翌朝、騒ぎを聞いたアリサたちや鉄心が駆け付けてくれた。
「これはエセ聖人の仕業なのか?」
鉄心は怒っているようだ。
「たぶん、そうでしょう。だけど、証拠はありません」
逮捕された賊たちは、彼らを雇った者について全く知らなかったようだ。
「ボクデンたちが切られたと聞きましたが、本当なんですか」
千佳が鋭い視線で尋ねた。
「ああ、三体ともやられた。しかし、魔導コアは無事なので、再生する事はできる。今度はもっと強力なボディにする必要が有るだろう」
「パルミロは、アムリタを作ってしまうのですか?」
天音が尋ねた。その点については、疑問だった。アムリタの材料が竜王の血だけというのは考えられない。他に希少な材料が必要なはずだ。それらの全てをパルミロが所有しているとは思えない。
俺は考えた事を伝えると由香里が頷いた。
「大学でアムリタについて調べてみます」
由香里が通っている大学には、魔法薬に関する本のコレクションが有るらしい。その中にアムリタに関する情報が有るかもしれないというのだ。

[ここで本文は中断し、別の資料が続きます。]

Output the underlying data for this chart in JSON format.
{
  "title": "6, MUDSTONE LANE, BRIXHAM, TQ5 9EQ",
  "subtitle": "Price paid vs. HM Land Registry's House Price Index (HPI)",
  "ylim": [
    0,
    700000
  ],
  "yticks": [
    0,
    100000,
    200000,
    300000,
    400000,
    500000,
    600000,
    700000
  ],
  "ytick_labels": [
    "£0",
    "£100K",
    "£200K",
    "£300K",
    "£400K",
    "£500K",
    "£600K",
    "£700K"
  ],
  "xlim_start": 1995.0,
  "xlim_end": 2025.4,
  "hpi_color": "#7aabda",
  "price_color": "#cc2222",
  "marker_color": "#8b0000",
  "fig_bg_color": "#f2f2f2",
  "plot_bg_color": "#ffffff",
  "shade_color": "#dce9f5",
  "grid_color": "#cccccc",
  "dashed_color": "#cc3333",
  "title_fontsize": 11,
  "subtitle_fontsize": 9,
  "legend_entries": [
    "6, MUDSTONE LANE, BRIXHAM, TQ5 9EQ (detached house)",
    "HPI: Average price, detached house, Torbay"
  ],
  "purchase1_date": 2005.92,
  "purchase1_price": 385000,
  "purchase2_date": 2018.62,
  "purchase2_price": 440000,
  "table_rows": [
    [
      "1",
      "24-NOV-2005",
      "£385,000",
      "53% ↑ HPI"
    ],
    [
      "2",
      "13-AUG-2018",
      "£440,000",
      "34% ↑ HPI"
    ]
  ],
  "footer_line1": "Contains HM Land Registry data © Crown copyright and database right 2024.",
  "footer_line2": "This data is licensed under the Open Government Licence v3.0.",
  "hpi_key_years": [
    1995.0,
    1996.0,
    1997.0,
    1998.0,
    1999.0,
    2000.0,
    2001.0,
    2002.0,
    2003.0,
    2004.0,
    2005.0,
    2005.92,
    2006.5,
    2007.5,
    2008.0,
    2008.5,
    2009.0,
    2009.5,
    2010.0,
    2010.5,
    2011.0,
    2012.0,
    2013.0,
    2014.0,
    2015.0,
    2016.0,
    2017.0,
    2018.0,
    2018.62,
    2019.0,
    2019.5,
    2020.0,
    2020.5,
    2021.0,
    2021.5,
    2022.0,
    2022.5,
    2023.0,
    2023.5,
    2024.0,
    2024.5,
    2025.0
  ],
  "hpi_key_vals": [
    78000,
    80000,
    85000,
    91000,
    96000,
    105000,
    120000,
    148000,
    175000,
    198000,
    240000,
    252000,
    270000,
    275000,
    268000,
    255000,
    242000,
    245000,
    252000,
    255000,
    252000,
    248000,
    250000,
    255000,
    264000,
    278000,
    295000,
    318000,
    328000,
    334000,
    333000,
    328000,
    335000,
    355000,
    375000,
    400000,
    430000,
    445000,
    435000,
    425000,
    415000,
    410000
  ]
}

パルミロが竜王の血を手に入れて高笑いしているかと思うと頭にくるが、警備用のシャドウパペットが居るので大丈夫だと安心した俺が悪かったのだ。
「パルミロは人脈を使って、圧力を掛けてくると思っていたのですが、一番直接的な方法を選んだようですね。意外です」
千佳の言葉を聞いて、アリサが反論した。
「パルミロは、日本の権力者に裏の顔を見せたくなかったのかも」
それを聞いて、俺も納得した。自分の弱みになる事を知らせたくなかったのだろう。日本人に『聖人と聞いていたが、我々と同じ俗物だね』とか思われたくなかったのだ。
「冒険者ギルドの幹部に報告した方がいいのでは?」
アリサの提案に頷いた。慈光寺理事に話しておこう。
翌日、東京の冒険者ギルドへ行って、慈光寺理事に会った。
「どうかしたのかね?」
「自宅に賊が入って、竜王の血が盗まれました」
「それは災難だったね。だが、冒険者ギルドと何か関係が有るのかね?」
「冒険者ギルドと聖パルミロは、何か関係が有りますか?」
「いや、ないな」
俺は聖パルミロとの
「信じられん。まさか聖パルミロがエセ聖人だったなんて。はあっ、しかもアムリタを欲しがっているとは」
「アムリタに何かあるのですか?」
「ダンジョンで発見された碑文の中に、神へ至る道という文章が有るのだが、その中に神になるには不老不死を得なければならないという言葉が有るのだ」
パルミロは神になろうとしているのだろうか? だが、ダンジョンが定義する神とはどんな存在なのだ?